今年23冊目読了。いまさら説明するまでもない名作「星の王子さま」を、原題にして訳した一冊。
読んでみると、「これ、どこが子供向けなんだよ!?」と思うくらい深みのある中身に驚く。かつ、子供でもまぁまぁ楽しめそうな中身になっているということもすごい。人生における警句を、わかりやすく、かつ端的に伝えているので、さらりと読めるが、立ち止まると実に深い、という魔法のような文章。
また、これに出てくるイラストが実にいい。サン・テグジュペリの多才さを示すようなこのイラストにより、さらに本としての完成度が高まっているのは間違いない。しかし、これはただ才能を活かしただけではなく、磨き込み、鍛え上げたことは容易に想像できる。また、第二次大戦に入っていく中で、非常に厳しい立場に置かれた著者の状況が、さらにそのセンスを逞しく練磨し、この小説が仕上がっている、と感じると、本当に味わい深い。

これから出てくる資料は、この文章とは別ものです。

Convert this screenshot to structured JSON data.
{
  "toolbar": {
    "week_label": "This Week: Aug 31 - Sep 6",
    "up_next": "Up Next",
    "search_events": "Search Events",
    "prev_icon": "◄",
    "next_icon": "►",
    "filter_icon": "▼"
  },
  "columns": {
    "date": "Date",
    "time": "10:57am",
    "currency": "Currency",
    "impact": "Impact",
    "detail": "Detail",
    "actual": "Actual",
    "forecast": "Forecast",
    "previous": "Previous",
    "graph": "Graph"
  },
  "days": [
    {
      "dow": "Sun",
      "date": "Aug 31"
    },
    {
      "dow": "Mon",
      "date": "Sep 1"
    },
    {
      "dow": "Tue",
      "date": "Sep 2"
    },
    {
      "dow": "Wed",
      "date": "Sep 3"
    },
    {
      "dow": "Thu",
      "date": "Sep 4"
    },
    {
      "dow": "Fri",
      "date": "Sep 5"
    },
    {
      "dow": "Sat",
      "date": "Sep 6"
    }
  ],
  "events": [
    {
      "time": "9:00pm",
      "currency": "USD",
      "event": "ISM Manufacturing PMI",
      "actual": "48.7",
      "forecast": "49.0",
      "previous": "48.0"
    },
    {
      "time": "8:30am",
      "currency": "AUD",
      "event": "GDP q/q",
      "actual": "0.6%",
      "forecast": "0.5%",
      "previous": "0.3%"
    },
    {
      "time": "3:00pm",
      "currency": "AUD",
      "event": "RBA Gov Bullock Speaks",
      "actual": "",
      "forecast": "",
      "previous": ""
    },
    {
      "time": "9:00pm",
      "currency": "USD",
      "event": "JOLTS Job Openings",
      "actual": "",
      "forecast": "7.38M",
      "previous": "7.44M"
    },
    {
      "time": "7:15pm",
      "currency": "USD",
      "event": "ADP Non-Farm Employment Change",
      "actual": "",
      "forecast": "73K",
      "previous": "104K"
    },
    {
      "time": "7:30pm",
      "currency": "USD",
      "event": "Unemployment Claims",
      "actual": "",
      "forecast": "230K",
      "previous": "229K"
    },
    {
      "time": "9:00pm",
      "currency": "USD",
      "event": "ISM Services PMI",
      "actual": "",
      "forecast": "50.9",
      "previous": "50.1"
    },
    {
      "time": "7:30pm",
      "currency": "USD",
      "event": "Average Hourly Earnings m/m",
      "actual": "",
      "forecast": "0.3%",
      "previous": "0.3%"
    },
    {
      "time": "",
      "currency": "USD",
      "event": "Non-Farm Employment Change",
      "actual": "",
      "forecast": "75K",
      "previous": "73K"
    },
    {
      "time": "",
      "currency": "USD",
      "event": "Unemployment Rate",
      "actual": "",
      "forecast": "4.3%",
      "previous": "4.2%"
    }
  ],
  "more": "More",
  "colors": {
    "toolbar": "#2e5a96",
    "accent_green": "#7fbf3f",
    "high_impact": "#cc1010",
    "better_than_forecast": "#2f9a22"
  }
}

「おとなってさ!」という物言いに対し、「大人」になっている(精神的にはまだまだ修行が必要なれど、少なくとも身体的には…)身としては、非常に思うところある。痛みを感じつつも、齢を重ねている今だからこそ「瑞々しいこどもの魂を取り戻し、今までの経験と融合させて新しい世界を観る」ために読みたい。そんな一冊だ。